A plan made in-game between players: An “In-Descent” proposal.
Publisher | Fantasy Flight Games |
Designed by | Kevin Wilson and Darrell Hardy |
Art Credits | Jesper Ejsing, John Goodenough, Lou Frank, Scott Nicely, Andrew Navaro, Brian Schomburg |
Game Contents | Rules, Quest Guide (scenario book), 20 hero sheets, 80 plastic figures, 12 special dice, 180 cards, 61 interchangeable board pieces, 10 doors with plastic stands, 371 tokens and markers; boxed, full color, two to five players; |
Guidelines | Dungeon Crawl Boardgame |
MSRP | $79.95 |
Reviewer | Andy Vetromile |
As the title might suggest, Descent doesn’t have you fighting foes in starships or sylvan glades. You’re going down into the bowels of the Earth and you’re not coming back until you or your formidable enemies go down.
The heroes’ objective is to complete their mission in the underworld; the overlord player’s is to drain them of “conquest tokens,” plunging the defeated team (and the usual “big chunk of the rest of the world”) into darkness.
The players have a wide variety of heroes from which to choose, each with its own statistics and special abilities. Skills in combat and magic and so on provide you with cards from a corresponding deck, though not all give you “skills” in the traditional sense. You might, for example, get a familiar with mystical abilities when drawing from the magic skills deck.

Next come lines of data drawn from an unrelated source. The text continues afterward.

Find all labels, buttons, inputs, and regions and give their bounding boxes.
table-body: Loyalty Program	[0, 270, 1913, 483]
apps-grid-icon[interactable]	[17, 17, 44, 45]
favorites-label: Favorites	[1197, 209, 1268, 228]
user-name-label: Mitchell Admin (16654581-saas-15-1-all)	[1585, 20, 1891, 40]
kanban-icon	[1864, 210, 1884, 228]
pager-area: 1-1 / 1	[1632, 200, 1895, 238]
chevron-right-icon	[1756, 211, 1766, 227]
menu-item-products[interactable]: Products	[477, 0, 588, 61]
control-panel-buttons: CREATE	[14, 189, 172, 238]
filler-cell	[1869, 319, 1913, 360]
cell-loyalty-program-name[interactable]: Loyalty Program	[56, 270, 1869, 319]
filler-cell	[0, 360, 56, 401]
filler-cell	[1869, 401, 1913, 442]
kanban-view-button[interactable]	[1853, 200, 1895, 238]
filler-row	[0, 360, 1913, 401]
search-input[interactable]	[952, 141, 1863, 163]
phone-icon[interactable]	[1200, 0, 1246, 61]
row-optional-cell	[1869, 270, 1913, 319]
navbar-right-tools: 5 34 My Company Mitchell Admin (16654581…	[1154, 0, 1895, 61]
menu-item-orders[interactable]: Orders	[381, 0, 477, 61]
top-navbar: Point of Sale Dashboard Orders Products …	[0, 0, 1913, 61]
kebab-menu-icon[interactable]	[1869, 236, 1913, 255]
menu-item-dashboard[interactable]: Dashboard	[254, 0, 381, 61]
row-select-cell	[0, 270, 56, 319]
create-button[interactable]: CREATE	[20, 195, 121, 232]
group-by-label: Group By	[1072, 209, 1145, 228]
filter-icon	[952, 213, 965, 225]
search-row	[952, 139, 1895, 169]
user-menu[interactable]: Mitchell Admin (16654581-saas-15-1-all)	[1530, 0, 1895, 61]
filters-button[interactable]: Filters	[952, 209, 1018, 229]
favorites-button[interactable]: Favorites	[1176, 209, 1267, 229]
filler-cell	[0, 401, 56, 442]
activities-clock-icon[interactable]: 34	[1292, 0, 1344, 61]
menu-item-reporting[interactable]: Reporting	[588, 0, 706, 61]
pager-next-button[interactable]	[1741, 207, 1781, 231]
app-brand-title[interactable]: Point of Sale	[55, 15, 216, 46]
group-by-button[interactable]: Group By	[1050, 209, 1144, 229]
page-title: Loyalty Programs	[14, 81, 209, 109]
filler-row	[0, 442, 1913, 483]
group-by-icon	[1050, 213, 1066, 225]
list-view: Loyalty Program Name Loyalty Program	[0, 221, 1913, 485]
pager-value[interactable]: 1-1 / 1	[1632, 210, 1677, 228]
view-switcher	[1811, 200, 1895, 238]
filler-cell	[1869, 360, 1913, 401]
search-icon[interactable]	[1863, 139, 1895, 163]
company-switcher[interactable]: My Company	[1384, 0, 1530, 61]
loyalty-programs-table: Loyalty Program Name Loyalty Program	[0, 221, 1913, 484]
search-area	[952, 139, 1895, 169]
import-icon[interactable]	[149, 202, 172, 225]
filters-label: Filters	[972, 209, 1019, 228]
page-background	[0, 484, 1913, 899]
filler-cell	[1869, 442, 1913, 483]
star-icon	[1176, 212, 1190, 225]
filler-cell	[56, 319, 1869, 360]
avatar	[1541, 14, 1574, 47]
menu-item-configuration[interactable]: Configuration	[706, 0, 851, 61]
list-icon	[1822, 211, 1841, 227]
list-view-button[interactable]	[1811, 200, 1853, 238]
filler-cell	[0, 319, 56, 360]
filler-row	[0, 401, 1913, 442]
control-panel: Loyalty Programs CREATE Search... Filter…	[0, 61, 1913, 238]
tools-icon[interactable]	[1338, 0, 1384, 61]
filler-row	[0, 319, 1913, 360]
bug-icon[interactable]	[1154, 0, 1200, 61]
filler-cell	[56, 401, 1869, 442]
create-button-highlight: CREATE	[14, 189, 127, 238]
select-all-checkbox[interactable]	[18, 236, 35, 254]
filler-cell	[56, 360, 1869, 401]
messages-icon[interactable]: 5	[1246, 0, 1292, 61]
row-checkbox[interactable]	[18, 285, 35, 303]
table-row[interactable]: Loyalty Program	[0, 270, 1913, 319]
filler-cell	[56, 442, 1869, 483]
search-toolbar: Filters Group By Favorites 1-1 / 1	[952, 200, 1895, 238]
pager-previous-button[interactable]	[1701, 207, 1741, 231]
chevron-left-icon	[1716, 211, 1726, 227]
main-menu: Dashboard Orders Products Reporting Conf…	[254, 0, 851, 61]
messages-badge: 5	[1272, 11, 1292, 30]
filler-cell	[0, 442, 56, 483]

Armed thusly, the team ventures into the underground cavern, uncovering the layout as they go. Rooms, corridors, and passageways of varying sizes are snapped together, all connected with jigsaw-cut edges. If the endless permutations thereof weren’t enough, board elements like teleporters, obstacles like rune-locked rooms, and encounters that might spring surprises, good or bad, on curious characters throw even more curves. A scenario (available from the book, the players’ imaginations, or FFG’s on-line scenario generator) dictates not only the blueprints but what lies in wait. Certain monsters abide in particular rooms, but don’t barge into play until their rest is disturbed (read: a hero opens the door to that section). It wouldn’t be much of a fantasy game without fabulous treasure; dotted about the dungeon, some is useful combat gear while the rest is money to be spent in town.
Attacks are adjudicated by custom colored dice that dictate distance (if it’s a ranged attack it may peter out before it reaches your target) and the damage done. Special black dice, lightning “surges” on the roll, and exhausting one’s fatigue points can also boost attacks. For example, a hero skilled with a particular weapon might get an extra point of damage for every pair of surge symbols he gets. The party gains further advantages from special orders: If you take the Dodge maneuver, for instance, your opponent may have to reroll an attack, changing a hit to a miss.
When the adventuring party has done all the damage they can do, the overlord gets his turn. Although he doesn’t enjoy same perks (no dice surges for him), he does get a whole deck of cards to himself, filled with extra units, ways to hurt players, and traps to spring. His minions have their own stats, powers, and effects (flying critters, breath weapons, magical fear effects), and secrecy is more his friend than yours. He’s limited by the cards he can “pay” for with threat tokens, the mastermind’s currency.
Either the heroes succeed in their mission – to save someone, maybe, or find an important artifact, or just kill a really tough monster – or the overlord vexes the party enough to take all their conquest tokens (the coin of the realm for do-gooders). In the former case the good guys win; in the latter, darkness reigns supreme.
Using mechanics borrowed from Doom, the company has created a fantasy version that nevertheless holds up its end. Although so much of it is taken from the parent game, it has a feel all its own, with different monsters, more character individuality, additional strategy, and plenty of variety. Heroes aren’t cookie-cutter versions of the same man four times; you have advantages and disadvantages, and winning means learning how to use them to best effect. You have to balance your fatigue expenditures, time your special orders, and equip the right gear at the right time. The villain also has lots of upsets and wrenches in his deck that can turn a good plan into a hopeless mess for the good guys. It may seem like a rock-paper-scissors effect, figuring out whether good or evil has the advantage, but there’s so much for everyone to juggle the whole thing comes out surprisingly even.
It also takes longer than Doom, so you’d best set aside a late night or a full afternoon to accommodate the three- or four-hour running time (which balloons out severely your first couple of games). Being able to travel to town and trade goods and services during a mission is an odd mechanic, one that makes thematic sense for hero healing or even resurrection, but training? It’s a hefty box with an equally daunting price tag, but you’re really getting what you pay for. There are countless high-quality miniatures for both sides (each hero has a specific figure, with detail enough to pick yours out of a crowd), stacks of counters, and lots of cards. The map pieces provided are top of the line and offer endless variations, so customizing the game for everything from number of participants to play time available is at your discretion. To avoid the obvious play on words, Descent is more than just “decent” – it’s the complete package.